After a while people heard that he had divorced the market woman but that his daughter still refused to let him enter her house. He had exchanged her mother for a vulgar market harridan—and for this his daughter could not forgive him. The old man began making efforts to be admitted to the old-age home but there was told he was too young. Moreover, one also had to
bring a dowry like—forgive the comparison—a nun who wants to enter a cloister.
Then the old woman with the little black beard reappeared. She began to cook grits for him, darn his socks, and launder his shirts and his long johns. She became his protector. This woman, for whom he was supposed to say Kaddish, had started to act like his wife.
It didn't take long for the inevitable to occur. The old woman came to us and announced that she was prepared to marry this man who should have said Kaddish for her and was surely twenty years her junior.
As she spoke she pounded the floor with her cane. Her little beard shook. The warts on her face bobbed quickly. It isn't hard for a woman to be alone, she maintained. Why does she need a man? She cooks some food in a little pot, does a bit of laundry, sweeps her apartment, and everything is the way it ought to be. When she gets an occasional bellyache at night, she heats up a pot lid and places it on her stomach. But a man is like an abandoned child. He can't cook, he can't do laundry, he can't clean up. If one doesn't tend to him, he neglects himself completely. Since he would say Kaddish for her anyway, he might as well become her husband. She had an apartment and a bit of money. Surely he wouldn't starve. “The couple of years I have left to me, let's live them out decently,” she added.
Mother listened to her and was silent. The old man came also. He wasn't overly anxious for this match, but he said, “Do I have a choice? My daughter doesn't want me, so somebody has to take pity on me … and I no longer have the strength to sleep on a hard bench.”
He married—but apparently did not strike gold. Once again he sat in the
shtibl
and mournfully chanted psalms.
The youngsters began questioning him. They wanted to know if he had dallied with the witch, but the old man snapped, “I'm not obliged to give you any reports!”
“How old is she?”
“I didn't count her years.”
“Does she have a bundle?”
“Rascals! Back to your books!” the old man shouted.
One winter evening, between the Afternoon and Evening Services, the old man complained that he had a bad cold. He went home but did not return for prayers the next morning. The following morning he didn't come to the
shtibl
either. The Jews there began saying that they ought to pay him a sick call. But it was already too late—the Kaddish sayer had died.
At the funeral a quarrel broke out between the widow and the old man's daughter. After the shiva period, the old woman came to Father requesting that a new Kaddish sayer be found for her. Another thing: since her husband had left no son and since his son-in-law was a roughneck, a boor, a scoundrel, she was prepared to pay a few extra rubles for someone to say Kaddish for him.

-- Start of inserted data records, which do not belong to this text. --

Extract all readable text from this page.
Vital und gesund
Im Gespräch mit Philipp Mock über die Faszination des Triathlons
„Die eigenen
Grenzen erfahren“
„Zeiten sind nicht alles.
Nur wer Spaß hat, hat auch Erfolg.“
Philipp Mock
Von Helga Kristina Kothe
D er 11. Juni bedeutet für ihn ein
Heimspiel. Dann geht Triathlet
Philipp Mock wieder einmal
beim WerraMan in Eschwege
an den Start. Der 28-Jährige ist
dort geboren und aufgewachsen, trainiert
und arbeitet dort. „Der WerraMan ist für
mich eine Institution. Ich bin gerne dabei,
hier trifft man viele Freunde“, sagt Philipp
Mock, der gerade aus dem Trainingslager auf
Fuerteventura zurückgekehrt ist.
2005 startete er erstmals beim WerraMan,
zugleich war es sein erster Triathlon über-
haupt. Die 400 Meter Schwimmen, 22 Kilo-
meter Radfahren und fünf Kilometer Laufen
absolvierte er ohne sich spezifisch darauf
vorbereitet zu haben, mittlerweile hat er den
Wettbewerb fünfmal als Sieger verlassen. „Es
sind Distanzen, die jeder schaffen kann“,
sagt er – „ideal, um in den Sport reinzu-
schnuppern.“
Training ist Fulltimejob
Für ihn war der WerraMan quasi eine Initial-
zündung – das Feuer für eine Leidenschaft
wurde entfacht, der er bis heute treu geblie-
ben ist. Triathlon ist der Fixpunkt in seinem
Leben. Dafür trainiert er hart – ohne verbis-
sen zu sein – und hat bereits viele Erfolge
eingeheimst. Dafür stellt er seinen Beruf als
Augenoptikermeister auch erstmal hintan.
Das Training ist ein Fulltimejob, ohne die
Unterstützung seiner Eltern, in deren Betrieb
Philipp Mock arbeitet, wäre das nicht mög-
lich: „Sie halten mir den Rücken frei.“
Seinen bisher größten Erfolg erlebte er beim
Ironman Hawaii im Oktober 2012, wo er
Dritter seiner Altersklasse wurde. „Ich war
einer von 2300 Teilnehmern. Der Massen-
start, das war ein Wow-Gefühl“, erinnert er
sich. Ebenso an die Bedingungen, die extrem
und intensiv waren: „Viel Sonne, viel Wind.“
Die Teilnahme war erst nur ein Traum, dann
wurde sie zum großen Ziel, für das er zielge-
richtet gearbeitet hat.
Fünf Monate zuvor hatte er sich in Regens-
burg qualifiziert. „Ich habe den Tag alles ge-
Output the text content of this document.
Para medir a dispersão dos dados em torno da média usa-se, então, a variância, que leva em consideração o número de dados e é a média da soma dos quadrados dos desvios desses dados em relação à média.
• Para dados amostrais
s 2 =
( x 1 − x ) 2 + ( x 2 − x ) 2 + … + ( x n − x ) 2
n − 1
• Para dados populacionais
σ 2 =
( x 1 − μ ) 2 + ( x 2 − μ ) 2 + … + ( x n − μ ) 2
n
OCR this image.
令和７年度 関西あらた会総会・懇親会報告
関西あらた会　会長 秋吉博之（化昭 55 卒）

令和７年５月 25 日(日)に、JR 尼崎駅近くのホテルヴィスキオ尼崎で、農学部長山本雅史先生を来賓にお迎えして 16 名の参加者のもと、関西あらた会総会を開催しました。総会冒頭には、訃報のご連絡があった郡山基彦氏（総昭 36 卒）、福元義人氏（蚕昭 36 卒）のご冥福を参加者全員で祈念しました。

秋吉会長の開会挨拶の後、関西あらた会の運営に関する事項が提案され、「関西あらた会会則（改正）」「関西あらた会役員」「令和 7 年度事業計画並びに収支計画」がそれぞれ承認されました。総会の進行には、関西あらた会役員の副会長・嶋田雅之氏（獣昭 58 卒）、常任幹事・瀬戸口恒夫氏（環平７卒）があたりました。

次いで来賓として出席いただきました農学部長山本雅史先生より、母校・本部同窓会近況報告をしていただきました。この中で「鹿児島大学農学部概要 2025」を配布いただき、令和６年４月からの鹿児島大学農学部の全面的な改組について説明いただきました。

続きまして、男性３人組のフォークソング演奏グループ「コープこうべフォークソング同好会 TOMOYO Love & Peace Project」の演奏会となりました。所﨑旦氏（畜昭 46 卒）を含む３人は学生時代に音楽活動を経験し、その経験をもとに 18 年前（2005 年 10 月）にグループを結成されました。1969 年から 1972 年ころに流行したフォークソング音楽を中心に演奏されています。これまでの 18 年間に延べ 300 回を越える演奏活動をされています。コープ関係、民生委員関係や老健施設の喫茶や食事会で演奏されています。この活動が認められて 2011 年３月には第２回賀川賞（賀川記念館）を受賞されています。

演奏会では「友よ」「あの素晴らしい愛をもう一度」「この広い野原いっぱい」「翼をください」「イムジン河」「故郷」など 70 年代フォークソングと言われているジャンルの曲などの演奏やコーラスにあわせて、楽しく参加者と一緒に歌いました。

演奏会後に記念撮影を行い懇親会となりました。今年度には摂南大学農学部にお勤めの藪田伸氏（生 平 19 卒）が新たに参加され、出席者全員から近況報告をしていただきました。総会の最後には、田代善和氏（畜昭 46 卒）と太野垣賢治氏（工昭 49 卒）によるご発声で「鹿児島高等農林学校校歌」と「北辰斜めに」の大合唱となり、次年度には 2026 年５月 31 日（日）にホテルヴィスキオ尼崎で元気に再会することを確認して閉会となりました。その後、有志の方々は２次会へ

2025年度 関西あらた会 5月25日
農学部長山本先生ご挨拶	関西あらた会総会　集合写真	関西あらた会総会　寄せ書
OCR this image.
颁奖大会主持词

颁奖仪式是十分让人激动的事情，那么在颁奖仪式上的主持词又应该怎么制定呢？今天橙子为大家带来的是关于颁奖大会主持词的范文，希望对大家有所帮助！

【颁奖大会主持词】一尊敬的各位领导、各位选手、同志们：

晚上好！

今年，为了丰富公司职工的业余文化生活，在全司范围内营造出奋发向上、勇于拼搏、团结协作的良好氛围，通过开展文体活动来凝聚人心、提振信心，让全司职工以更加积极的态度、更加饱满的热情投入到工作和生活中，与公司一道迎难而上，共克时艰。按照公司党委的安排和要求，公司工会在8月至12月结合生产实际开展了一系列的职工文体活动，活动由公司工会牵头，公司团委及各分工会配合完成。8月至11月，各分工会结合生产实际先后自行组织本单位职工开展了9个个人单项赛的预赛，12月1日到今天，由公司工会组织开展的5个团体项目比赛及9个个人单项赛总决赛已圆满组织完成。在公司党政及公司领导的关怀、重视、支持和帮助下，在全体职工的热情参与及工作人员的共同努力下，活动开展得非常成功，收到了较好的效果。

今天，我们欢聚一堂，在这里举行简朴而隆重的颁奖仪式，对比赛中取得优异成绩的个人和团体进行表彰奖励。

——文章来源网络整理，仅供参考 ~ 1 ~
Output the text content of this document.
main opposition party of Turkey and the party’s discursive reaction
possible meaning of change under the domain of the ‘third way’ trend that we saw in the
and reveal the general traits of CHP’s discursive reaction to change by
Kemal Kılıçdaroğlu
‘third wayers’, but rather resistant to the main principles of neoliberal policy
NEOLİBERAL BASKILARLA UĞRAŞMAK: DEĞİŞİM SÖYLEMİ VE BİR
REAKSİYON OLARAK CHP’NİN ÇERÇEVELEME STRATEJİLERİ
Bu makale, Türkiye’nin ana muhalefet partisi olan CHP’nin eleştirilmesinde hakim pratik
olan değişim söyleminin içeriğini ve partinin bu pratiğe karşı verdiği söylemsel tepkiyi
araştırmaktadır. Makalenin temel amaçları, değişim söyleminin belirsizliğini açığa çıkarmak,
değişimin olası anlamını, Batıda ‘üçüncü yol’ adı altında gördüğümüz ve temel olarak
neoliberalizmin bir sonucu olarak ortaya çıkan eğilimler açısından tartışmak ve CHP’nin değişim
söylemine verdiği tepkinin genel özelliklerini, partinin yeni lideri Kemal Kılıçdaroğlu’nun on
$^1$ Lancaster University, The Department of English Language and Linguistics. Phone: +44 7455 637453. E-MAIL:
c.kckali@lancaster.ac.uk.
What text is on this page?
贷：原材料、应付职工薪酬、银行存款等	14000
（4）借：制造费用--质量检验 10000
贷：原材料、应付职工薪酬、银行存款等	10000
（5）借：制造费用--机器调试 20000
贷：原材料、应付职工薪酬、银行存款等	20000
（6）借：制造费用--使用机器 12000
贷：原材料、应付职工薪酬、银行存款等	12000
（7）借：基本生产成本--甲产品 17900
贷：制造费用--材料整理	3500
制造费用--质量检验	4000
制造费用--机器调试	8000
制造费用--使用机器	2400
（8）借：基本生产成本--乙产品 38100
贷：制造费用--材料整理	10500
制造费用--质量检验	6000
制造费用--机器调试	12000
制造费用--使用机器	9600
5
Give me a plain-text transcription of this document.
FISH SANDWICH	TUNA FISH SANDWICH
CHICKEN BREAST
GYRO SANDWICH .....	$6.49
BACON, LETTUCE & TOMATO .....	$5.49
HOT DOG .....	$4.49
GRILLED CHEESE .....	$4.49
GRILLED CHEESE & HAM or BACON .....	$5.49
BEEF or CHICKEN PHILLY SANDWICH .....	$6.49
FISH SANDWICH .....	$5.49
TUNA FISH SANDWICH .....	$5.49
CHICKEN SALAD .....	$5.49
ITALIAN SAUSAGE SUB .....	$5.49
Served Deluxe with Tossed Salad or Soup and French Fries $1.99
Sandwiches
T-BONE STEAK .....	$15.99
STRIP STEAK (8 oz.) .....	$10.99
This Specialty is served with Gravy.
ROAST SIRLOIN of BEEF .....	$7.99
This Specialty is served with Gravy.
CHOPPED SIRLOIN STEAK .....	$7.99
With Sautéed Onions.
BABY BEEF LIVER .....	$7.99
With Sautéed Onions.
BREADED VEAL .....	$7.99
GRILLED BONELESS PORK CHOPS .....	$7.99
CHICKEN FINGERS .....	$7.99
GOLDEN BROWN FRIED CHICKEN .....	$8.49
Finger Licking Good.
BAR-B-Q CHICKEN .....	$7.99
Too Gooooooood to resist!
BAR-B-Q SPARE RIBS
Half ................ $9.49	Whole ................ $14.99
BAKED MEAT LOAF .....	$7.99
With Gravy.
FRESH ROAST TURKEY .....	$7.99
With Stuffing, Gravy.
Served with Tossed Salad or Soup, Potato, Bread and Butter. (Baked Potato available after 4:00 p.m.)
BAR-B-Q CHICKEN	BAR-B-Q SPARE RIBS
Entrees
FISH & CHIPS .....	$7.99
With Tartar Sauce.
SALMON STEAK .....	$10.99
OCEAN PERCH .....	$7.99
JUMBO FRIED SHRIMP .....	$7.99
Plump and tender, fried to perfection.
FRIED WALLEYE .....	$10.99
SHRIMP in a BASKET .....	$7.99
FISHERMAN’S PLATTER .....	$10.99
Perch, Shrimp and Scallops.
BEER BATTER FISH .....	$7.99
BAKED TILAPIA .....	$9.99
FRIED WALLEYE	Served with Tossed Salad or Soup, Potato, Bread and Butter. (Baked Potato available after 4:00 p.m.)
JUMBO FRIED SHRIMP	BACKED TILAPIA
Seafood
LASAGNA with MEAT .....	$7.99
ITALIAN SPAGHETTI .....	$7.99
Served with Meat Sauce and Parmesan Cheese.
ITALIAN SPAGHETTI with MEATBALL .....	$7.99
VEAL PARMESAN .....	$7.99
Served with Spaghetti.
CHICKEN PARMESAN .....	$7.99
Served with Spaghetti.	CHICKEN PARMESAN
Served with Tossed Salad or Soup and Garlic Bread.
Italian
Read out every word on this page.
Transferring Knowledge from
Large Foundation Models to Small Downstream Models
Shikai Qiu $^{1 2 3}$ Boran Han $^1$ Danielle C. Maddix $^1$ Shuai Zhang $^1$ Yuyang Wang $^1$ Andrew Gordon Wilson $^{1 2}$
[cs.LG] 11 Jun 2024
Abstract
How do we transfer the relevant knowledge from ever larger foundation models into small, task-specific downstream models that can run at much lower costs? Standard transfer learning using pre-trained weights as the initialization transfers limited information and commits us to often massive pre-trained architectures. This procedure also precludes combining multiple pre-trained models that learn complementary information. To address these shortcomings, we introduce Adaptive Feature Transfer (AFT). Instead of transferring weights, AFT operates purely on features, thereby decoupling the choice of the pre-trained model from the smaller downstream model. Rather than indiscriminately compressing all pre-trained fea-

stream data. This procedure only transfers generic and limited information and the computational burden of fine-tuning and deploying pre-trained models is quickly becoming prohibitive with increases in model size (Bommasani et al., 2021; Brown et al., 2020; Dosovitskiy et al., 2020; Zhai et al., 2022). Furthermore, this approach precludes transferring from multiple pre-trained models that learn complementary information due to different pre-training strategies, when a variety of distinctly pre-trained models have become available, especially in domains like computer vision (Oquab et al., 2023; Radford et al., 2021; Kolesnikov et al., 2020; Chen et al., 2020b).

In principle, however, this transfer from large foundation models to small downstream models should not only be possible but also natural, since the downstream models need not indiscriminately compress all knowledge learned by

The old woman stood in the kitchen, black as coal, with a distorted face, a drooping mouth—a chunk of darkness. She exuded a demonic power. My mother usually welcomed people amicably, but she displayed a repugnance toward this old murderer. Father said that he knew of no other Kaddish sayers and hinted that she leave him alone. But she did not leave right away. Her gaze radiated a fierce stubbornness, the eerie
self-confidence of those who have lived too long and no longer have any fear of the Angel of Death. I was still a little boy at the time, but I clearly sensed that the old woman had in some secretive manner done in her Kaddish sayer. Like a spider she had enmeshed him in her web and destroyed him.